To był absolutny debiut i pełne zaskoczenie. We wczorajszym meczu PGNiG Superligi, w którym PGE Vive pokonało Gwardię Opole 39:28 po raz pierwszy w barwach pierwszej kieleckiej drużyn wystąpił młody bramkarz zespołu rezerw 18-letni Kasper Kijewski.
Podczas ostatnich 10 minut jakie zaliczył na parkiecie odbił 3 z 7 rzutów rywali.
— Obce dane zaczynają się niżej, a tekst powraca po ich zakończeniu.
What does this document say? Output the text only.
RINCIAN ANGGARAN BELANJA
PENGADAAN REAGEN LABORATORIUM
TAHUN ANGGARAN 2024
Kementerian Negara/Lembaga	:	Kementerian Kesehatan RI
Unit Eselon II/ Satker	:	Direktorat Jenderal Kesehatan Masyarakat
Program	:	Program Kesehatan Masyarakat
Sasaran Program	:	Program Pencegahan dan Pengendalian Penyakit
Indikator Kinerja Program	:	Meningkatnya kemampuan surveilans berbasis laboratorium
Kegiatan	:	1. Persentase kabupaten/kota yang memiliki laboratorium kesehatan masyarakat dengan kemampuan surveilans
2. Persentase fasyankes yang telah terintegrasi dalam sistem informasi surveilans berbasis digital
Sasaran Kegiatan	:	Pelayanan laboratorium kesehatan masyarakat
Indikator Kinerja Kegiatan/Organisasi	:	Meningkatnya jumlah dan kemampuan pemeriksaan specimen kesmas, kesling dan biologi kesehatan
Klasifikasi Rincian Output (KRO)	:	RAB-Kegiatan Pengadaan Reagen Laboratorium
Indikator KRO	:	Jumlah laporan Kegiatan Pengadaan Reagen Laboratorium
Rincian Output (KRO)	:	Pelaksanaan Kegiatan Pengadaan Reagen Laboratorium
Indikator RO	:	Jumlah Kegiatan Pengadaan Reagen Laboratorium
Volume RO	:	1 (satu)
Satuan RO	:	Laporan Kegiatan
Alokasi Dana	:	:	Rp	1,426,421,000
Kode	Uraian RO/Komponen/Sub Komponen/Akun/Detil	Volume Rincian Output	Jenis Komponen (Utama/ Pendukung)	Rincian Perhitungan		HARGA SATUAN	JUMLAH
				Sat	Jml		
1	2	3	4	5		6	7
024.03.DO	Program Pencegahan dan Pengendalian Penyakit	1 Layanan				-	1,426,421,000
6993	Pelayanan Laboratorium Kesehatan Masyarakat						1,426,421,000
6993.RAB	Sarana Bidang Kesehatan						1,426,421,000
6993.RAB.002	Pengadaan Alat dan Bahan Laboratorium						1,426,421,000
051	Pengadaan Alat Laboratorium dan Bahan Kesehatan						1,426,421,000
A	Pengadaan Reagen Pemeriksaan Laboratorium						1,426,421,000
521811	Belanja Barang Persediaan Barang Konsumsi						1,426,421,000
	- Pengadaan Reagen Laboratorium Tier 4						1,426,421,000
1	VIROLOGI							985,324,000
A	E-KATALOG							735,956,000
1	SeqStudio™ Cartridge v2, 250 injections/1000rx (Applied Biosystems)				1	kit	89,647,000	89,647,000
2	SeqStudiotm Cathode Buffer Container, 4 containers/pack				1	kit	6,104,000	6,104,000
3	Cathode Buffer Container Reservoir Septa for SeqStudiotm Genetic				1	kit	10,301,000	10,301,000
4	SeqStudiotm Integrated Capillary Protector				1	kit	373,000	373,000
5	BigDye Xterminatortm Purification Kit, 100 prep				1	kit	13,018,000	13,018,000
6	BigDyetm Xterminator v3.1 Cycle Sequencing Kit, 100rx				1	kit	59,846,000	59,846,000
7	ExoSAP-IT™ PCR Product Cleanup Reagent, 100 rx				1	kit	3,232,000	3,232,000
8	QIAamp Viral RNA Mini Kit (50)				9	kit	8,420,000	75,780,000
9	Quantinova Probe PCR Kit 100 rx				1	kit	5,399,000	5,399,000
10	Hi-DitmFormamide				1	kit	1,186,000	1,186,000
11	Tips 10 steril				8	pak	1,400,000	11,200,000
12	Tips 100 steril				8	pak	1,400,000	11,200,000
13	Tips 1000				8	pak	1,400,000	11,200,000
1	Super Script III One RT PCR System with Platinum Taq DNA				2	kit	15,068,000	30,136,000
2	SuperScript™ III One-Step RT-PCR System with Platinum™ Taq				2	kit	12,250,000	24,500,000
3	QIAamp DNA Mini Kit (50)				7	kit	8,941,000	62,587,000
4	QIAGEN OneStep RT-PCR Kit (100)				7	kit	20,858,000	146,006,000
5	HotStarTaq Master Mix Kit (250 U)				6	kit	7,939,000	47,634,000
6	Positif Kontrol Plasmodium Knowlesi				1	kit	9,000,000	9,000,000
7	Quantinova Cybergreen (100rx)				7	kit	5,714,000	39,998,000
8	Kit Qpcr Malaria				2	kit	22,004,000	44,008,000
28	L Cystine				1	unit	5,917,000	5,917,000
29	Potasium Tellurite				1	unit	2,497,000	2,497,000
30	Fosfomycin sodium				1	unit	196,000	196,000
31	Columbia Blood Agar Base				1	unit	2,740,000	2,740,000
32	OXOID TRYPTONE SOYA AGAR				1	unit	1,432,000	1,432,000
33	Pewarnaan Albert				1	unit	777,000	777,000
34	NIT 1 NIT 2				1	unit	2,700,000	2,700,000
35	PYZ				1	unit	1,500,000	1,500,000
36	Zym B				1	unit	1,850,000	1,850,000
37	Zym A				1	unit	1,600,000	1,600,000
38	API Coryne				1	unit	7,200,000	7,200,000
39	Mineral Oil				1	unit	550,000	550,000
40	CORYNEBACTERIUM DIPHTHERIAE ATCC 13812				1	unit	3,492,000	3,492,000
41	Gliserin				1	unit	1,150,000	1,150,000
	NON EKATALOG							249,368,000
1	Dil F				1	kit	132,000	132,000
Nic dziwnego więc, że po ostatnim gwizdku sędziego był zadowolony ze swojej postawy.
– Udało się coś obronić. Cenne doświadczenie z najlepszymi zawodnikami na świecie. Trener Dujszebajew powiedział mi, że mam zastąpić Sławka Szmala, który potrzebuje trochę odpoczynku, a w nagrodę zadebiutuję w lidze – wyjaśnił młody bramkarz.
– Pomogli mi kibice na trybunach skandując moje nazwisko. Dzięki temu dostałem „wiatr w żagle” i mogłem dokończyć mecz bez presji – zdradził Kasper Kijewski.
Bramkarz drugiego zespołu zastąpił we wtorek poobijanego po starciu z Płockiem Sławomira Szmala, który narzeka na ból stawu biodrowego i kolana. Popularny „Kasa” powróci na parkiet w sobotę podczas pojedynku Ligi Mistrzów z Rhein Neckar Loewen.